Etiology or causes of Alzheimer’s disease

Despite the efforts made in the last 20 years to identify the factor or factors involved in the genesis of Alzheimer’s disease, its cause still remains an enigma. Etiopathogenic theories of Alzheimer’s disease have been considered for years:
1) Cholinergic deficit
2) Genetic failure
3) Accumulation of abnormal proteins
4) Infectious agent
5) Environmental toxin
6) Deficient cerebral flow
7) Neuroimmune disorder
8) Secondary traumatic and psychosocial factor.

Read Now 👉  Parkinson's disease: keys to effective treatment

From the genetic point of view, some families show a hereditary pattern, caused by genetic mutations in chromosomes 1, 14 and 21. This is the case of some patients with early onset, before the age of 65 years, which affects less than 10% of Alzheimer’s patients. Although no specific gene has been identified in late-onset Alzheimer’s disease, genetic factors play a role in the development of the disease. Some examples are the ApoE gene in its three forms E2, E3, E4, on chromosome 19, where the E4 form is more likely to develop the disease.

On the other hand, an abnormal protein called beta amyloid protein is deposited in the neurons of Alzheimer’s patients, which progressively destroys the neurons. There is also a deficit in the brain of the neurotransmitter acetylcholine.

Vitamin D deficiency and a history of cranial trauma are also hypotheses about the cause of this disease, as well as excessive aluminum deposition.

Abnormal deposition of so-called TAU proteins and brain synucleoproteins are the subject of current research in Alzheimer’s disease.

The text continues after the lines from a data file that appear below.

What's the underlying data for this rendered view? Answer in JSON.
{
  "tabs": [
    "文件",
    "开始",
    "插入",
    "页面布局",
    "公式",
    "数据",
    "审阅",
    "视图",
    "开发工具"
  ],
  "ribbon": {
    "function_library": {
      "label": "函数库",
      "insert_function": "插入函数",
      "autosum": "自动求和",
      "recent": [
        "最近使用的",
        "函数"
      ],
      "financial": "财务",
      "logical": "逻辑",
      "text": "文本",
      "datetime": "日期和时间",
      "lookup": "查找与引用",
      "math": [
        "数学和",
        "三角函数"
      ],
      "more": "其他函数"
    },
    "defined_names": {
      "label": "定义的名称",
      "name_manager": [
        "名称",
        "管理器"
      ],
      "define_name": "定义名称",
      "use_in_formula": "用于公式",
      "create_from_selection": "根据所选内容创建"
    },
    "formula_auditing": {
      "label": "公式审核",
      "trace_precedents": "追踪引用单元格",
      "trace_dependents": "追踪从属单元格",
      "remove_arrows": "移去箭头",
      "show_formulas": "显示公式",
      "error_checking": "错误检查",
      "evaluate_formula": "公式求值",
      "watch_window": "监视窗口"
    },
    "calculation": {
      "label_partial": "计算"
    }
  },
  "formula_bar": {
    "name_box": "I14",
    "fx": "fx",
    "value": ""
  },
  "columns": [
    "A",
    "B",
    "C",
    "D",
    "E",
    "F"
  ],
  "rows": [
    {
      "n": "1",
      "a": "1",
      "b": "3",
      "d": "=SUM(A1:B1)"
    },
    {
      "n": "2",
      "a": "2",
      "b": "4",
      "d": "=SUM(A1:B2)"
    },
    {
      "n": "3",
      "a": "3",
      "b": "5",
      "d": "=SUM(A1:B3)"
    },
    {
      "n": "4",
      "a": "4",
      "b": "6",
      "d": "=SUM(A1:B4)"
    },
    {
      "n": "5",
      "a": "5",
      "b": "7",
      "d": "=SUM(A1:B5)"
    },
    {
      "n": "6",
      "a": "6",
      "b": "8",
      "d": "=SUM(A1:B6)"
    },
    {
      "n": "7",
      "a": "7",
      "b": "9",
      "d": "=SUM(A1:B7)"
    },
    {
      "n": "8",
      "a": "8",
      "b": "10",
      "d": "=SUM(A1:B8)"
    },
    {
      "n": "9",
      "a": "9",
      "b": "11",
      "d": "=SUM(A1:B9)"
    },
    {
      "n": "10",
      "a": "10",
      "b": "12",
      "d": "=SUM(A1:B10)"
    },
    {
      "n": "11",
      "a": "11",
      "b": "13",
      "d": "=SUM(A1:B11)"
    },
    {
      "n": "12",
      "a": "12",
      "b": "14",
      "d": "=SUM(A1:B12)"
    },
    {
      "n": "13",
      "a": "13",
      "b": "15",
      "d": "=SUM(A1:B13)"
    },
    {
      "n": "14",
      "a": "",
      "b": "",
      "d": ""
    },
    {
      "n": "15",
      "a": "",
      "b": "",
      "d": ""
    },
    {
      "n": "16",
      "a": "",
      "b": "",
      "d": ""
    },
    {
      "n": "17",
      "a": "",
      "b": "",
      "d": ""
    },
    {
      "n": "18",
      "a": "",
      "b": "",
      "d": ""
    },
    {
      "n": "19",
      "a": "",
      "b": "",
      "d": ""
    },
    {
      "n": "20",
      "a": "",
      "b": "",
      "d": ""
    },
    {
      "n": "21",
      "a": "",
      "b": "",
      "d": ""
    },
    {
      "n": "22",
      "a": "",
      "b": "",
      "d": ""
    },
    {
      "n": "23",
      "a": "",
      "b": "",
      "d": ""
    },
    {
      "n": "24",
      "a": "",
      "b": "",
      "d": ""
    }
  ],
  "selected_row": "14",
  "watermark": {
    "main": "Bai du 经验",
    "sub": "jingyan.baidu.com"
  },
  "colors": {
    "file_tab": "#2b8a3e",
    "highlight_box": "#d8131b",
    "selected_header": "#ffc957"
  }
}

Symptoms of Alzheimer’s disease

Symptomatology of this disease includes:
– Cognitive and motor symptoms: amnesia, language aphasia, apraxia (dressing), agnosia, failure to recognize faces or the disease itself, learning disorder, disorientation, seizures, muscle contractures and motor incoordination.
– Functional symptoms: difficulty walking, difficulty eating, difficulty maintaining the home, difficulty dressing and grooming, difficulty with financial management.
– Behavioral symptoms: catastrophic reactions, fits of rage, manic-depressive episodes, violence, apathy, wandering, sleep disorders, obscene language, hallucinations, delusions, paranoia, judgment disorder, sexual disorders, social maladjustment, akathisia or personality disorders.
– Associated symptoms: delirium, gustatory, auditory, visual or olfactory hallucinations.

Diagnosis and treatment of Alzheimer’s disease

Tests in the diagnostic process are an important tool. Among them are: Pet Amyloid scanner, Electroencephalogram, Neuropsychological Study, General Analytical, Thyroid tests, Vitamin B12, Folic Acid, Cerebrospinal Fluid (CSF) Analysis: Amyloid Deta and Tau Protein.
Current treatments are:
– Inhibition of the enzyme that metabolizes the neurotransmitter acetyl choline. It is a target in current treatment, orally or in the form of transdermal patches with drugs such as rivastigmine, donepecilo or galantamine.
– Cognitive stimulation therapy. Psychotherapy and psychosocial support are essential in the management and treatment of Alzheimer’s disease. Admission to 24-hour nursing homes or day centers are necessary in some cases.
– Current research is trying to act against the process that produces the abnormal beta amyloid protein in the brain, since this protein deposited in neurons destroys them. In this regard, the experimental EB1D vaccine, a new immunogen that generates antibodies against the neuritic plaques where the beta-amyloid protein accumulates, has been tested.
– Atypical neuroleptics are also administered for delusions, hallucinations and behavioral disorders. Also serotonin reuptake inhibitors and other non-tricyclic antidepressants.
– Psychological care for the caregivers of these patients.
In general, Neurology experts have high expectations regarding the treatment of Alzheimer’s disease, whose investment in research is already bearing fruit.